The man, Ron Cordy, also was in charge of the recovery ministry at Sugartree Ministries.
“That random act of kindness made me realize some things,” Shields said.
He started coming to Sugartree Ministries, attending staff meetings, serving food and staying at the emergency shelter. He also did something amazing: Quit using drugs for the first time in nearly 50 years. Thanks to God, he said, there was no withdraw like there had been the other times. He hasn’t used since.
Now, he gets choked up even discussing his relationship with God.

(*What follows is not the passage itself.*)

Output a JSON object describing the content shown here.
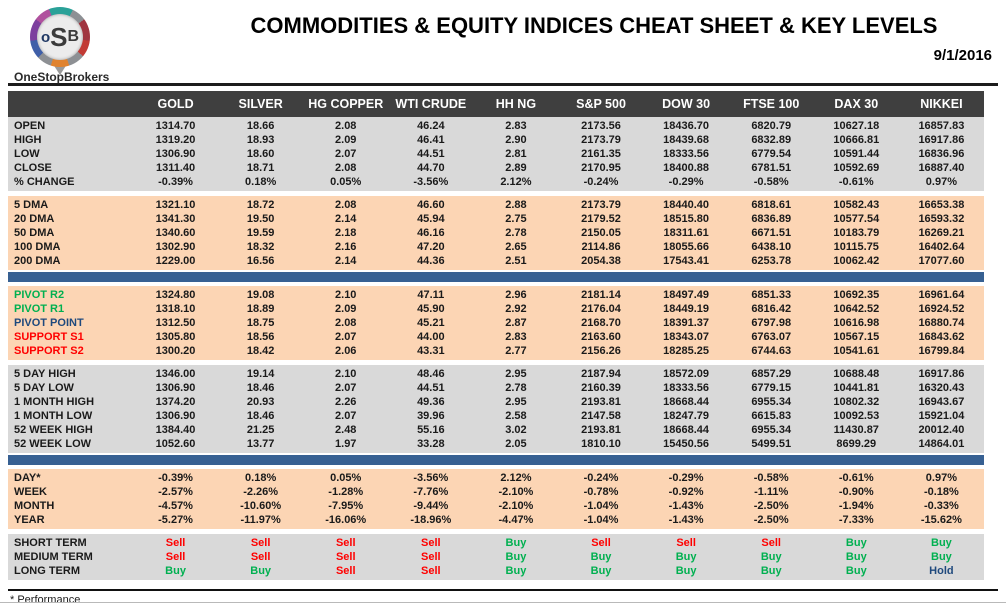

“I asked for God’s help, and he answered my prayers,” Shields said, wiping tears from his eyes. “Heroin is a satanic drug. It’s the devil’s tool. Satan uses that feeling to keep people in bondage to it, but God is more powerful than Satan and he delivered me.”
He’s not worried about relapse either, he said. Shields, now 64, has been clean for about 15 months. It’s the first time since he was 18 years old.
Shields now helps run the ministry’s men’s shelter, offering prayers and recovery meeting reminders to those struggling. He calls them his “spiritual kids.” He also lives at the shelter, and is hoping to get a job and be invited back to family functions in the future.
“It’s been a really satisfying experience,” he said. “I mean, there’s life after heroin addiction. There are ways to get out of it through God.”